Cutting Edge - Season 21 / Year 2017

Season 21 / Year 2017

Episodes

The Trouble with Dad
David Baddiel's dad Colin has Pick's disease. This intimate, moving and sometimes funny documentary explores the impact that Colin's condition has on his sons' relationship with him.

A Killing in My Family
Every day a child in England and Wales loses a family member through murder or manslaughter. This powerful Cutting Edge film meets eight such families as they attend the UK's only residential weekend for children bereaved by murder or manslaughter. A Killing in My Family tells the stories of children and families whose lives have changed overnight, and the extraordinary team of grief professionals from the charity Winston's Wish who are helping to rebuild them.

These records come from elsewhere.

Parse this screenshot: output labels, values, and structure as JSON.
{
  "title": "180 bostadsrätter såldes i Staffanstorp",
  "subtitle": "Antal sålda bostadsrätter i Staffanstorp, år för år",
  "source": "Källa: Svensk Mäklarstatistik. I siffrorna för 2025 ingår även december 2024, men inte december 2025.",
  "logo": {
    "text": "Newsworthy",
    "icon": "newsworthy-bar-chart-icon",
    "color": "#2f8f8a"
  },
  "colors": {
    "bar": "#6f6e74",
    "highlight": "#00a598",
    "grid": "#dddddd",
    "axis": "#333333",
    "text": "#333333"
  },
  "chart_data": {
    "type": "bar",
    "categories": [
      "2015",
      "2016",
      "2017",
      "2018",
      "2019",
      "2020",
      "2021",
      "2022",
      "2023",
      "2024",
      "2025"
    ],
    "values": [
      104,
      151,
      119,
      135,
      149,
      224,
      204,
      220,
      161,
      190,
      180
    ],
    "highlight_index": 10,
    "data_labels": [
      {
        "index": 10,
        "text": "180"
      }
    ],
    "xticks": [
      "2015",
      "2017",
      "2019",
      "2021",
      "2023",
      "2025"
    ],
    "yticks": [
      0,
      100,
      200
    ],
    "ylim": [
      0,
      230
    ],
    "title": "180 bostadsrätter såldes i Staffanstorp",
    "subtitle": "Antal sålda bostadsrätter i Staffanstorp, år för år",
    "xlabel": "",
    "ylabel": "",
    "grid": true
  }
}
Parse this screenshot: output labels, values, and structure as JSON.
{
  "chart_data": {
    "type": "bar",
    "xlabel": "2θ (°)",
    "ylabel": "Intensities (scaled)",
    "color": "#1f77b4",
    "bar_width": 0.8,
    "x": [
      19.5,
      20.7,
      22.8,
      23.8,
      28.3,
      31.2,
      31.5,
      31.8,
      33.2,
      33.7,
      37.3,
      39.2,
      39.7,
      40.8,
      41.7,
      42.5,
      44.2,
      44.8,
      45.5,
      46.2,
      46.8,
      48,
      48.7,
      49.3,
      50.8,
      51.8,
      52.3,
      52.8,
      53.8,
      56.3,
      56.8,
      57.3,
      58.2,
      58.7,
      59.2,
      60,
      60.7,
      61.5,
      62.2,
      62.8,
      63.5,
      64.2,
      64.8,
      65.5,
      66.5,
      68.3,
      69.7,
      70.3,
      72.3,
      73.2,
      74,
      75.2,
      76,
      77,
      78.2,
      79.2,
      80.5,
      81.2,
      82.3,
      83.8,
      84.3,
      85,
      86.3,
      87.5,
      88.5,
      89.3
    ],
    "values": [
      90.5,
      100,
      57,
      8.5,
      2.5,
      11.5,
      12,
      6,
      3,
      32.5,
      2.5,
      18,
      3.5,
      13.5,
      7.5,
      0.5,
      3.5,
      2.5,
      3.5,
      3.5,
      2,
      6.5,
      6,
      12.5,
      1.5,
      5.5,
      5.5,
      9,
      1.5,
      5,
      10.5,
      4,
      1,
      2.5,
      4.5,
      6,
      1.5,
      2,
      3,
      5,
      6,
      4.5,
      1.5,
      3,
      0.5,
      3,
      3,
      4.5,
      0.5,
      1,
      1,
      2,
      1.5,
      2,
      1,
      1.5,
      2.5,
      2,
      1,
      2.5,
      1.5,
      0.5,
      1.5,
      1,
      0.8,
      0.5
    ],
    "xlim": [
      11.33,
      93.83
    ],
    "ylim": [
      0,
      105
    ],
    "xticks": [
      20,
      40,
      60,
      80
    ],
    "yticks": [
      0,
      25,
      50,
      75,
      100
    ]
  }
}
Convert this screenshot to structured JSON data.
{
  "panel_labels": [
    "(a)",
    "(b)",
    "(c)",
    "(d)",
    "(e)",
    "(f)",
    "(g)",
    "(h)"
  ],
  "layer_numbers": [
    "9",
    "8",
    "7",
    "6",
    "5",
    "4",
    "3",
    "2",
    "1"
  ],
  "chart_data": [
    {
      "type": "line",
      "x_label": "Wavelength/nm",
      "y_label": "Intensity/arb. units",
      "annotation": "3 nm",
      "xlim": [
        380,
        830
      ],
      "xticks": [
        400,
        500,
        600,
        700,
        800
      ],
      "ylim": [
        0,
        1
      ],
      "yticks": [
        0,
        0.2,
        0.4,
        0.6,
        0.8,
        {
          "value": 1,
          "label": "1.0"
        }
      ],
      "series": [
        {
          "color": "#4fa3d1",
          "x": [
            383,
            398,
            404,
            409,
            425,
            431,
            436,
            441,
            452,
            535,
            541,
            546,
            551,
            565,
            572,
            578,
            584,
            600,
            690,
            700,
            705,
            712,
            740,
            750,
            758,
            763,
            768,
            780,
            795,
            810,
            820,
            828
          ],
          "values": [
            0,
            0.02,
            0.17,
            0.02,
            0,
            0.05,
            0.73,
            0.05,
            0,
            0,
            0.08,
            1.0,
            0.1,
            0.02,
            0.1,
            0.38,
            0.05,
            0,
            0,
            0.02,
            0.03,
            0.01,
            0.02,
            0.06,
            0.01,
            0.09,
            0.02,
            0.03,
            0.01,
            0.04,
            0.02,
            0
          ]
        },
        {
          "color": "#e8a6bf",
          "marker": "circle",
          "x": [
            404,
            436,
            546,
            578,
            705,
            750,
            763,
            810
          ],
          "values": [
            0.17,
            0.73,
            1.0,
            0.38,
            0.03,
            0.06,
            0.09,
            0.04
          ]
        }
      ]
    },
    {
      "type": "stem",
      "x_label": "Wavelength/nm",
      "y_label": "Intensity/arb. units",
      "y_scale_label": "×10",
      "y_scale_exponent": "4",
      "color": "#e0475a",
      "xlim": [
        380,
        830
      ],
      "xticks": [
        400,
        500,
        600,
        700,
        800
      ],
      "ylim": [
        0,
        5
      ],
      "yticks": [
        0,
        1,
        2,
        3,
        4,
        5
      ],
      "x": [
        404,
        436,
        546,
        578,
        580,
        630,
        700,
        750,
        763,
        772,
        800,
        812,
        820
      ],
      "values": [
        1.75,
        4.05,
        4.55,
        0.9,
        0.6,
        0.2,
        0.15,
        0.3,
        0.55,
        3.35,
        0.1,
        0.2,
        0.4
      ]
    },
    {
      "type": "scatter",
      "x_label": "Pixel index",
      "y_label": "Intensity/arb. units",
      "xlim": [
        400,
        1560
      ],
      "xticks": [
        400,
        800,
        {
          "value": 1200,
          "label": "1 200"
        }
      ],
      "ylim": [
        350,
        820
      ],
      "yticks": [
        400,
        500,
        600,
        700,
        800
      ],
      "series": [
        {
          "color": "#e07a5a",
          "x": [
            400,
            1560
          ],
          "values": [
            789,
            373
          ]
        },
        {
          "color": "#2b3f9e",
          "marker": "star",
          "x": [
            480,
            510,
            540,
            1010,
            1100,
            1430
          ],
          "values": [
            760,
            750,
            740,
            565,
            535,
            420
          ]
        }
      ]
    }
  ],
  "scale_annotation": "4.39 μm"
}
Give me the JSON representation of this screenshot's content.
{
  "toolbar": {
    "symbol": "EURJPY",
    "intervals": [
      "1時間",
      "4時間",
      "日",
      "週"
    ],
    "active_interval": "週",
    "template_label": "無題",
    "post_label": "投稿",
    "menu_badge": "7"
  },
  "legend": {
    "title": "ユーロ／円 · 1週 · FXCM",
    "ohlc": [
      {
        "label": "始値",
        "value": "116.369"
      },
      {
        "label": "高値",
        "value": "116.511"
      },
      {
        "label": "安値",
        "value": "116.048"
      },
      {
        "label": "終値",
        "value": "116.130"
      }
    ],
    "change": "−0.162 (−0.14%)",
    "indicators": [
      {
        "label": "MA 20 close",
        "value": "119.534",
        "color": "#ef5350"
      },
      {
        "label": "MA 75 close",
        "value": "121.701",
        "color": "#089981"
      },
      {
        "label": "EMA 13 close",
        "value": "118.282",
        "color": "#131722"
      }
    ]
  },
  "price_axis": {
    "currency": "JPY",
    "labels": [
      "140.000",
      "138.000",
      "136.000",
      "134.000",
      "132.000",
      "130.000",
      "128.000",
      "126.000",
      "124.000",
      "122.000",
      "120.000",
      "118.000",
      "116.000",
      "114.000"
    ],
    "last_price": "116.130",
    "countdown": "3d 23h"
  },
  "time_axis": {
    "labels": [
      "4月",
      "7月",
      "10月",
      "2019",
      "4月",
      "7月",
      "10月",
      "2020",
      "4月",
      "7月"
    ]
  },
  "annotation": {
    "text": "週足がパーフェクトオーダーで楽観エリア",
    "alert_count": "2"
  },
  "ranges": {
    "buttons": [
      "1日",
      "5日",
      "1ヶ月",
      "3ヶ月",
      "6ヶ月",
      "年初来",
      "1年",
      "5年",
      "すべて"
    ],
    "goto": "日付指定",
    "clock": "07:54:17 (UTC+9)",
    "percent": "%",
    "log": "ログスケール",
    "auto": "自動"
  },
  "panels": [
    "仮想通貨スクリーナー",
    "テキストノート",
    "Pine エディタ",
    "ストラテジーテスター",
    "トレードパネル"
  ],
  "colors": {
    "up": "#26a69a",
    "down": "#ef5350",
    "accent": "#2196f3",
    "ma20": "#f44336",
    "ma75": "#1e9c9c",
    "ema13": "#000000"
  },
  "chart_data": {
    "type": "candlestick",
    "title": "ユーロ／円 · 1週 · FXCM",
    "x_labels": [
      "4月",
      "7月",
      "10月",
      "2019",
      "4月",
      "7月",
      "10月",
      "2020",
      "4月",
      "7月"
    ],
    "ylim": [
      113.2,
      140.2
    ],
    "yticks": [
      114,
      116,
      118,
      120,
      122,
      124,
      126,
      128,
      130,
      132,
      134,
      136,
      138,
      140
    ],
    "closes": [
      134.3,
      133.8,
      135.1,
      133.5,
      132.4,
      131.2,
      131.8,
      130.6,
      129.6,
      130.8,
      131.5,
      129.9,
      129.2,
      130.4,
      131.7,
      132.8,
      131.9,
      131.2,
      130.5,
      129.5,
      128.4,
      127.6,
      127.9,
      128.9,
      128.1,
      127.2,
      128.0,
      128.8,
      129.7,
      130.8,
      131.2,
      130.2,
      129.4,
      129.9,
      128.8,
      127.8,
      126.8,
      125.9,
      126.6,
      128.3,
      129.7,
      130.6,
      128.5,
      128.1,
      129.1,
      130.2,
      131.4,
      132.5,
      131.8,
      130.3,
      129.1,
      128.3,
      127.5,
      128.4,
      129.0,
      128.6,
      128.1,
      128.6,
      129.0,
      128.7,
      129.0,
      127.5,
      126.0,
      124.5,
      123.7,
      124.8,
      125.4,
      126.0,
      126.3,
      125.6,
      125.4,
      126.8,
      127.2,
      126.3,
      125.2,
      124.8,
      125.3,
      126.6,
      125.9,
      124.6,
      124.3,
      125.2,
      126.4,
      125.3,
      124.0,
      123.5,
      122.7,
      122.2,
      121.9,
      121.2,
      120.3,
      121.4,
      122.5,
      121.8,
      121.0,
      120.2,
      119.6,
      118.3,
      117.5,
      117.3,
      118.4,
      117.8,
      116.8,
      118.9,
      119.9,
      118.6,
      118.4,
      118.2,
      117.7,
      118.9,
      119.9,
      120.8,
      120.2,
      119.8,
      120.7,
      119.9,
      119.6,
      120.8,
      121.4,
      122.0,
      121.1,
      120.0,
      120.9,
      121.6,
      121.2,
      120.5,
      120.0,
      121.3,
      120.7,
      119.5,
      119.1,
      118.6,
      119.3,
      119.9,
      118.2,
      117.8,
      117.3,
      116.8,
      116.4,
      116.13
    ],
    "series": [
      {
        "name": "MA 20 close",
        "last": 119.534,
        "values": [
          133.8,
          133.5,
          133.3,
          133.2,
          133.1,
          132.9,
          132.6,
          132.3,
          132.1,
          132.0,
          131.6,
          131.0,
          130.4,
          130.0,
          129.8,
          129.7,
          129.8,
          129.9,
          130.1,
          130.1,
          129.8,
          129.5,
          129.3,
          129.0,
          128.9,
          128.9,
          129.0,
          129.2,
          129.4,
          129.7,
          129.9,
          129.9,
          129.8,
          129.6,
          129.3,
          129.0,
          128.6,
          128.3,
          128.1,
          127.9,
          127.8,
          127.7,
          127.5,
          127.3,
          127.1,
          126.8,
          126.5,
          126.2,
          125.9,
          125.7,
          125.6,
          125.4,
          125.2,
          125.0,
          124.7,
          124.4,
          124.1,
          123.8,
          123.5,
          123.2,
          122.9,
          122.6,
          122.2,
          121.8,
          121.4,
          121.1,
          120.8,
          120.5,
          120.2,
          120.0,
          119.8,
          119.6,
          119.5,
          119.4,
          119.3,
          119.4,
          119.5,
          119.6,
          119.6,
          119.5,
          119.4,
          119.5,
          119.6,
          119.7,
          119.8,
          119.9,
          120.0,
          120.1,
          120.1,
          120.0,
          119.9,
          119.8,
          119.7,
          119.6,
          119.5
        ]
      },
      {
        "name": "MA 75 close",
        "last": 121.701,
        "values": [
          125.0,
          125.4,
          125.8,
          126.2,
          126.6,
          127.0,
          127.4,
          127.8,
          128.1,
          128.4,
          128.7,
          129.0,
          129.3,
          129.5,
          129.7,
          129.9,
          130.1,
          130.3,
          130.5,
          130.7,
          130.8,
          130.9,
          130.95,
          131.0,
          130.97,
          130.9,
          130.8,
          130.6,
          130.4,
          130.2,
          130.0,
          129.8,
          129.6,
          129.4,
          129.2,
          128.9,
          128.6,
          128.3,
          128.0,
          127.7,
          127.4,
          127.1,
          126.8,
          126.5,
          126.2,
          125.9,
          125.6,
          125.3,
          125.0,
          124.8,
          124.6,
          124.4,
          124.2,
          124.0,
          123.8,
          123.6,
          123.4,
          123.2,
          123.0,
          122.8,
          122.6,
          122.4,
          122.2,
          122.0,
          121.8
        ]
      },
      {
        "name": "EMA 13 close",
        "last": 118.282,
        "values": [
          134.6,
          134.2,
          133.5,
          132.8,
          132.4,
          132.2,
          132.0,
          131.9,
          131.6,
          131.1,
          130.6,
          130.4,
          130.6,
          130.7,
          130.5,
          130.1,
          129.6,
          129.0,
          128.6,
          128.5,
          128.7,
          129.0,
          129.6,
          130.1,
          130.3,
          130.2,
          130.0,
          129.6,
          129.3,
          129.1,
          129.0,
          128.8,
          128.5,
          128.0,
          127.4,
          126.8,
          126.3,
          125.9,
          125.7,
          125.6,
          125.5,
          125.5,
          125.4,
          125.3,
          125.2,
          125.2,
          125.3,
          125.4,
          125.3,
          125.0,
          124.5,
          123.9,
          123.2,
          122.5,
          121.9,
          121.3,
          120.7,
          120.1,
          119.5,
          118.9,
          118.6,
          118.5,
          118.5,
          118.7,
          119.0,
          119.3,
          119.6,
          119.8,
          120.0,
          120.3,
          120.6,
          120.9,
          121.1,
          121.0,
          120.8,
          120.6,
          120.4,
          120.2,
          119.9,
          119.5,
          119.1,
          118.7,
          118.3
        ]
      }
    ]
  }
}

Mystery of the Man on the Moor
On a cold dark December day in 2015, a tall grey haired man entered a London train station, bought a return ticket to Manchester and never came back. The following day his body was found on Saddleworth Moor, near Oldham. He was poorly dressed for the weather and carried few clues to identify him - no phone, no wallet, no passport or driving licence. For 12 months his identity remained a mystery. With exclusive access to the year long investigation by detectives from Greater Manchester Police, Mystery of the Man on the Moor tells the remarkable story of their painstaking work to identify him and to understand his lonely death. The film features previously unseen footage of the key moments of discovery as well as moving interviews with the man's family and former girlfriend who, despite extensive media coverage, both at home and abroad, had no idea he was missing.

Excluded at Seven
Whether our children are behaving worse than ever before or our schools have got keener to weed out the ones that are being naughty, in 2017 record numbers of children are being permanently excluded from primary schools. Filmed over two terms at The Rosebery - a short stay school in Norfolk - this Cutting Edge documentary follows six excluded primary children who make up its youngest class. Young, funny and riotous, the children sulk, rage, delight, make friends, try to be good and, above all, hope to find new primary schools that will give them another chance. Intimately filmed from the point of view of the children, the programme reveals what it feels like to be excluded at seven.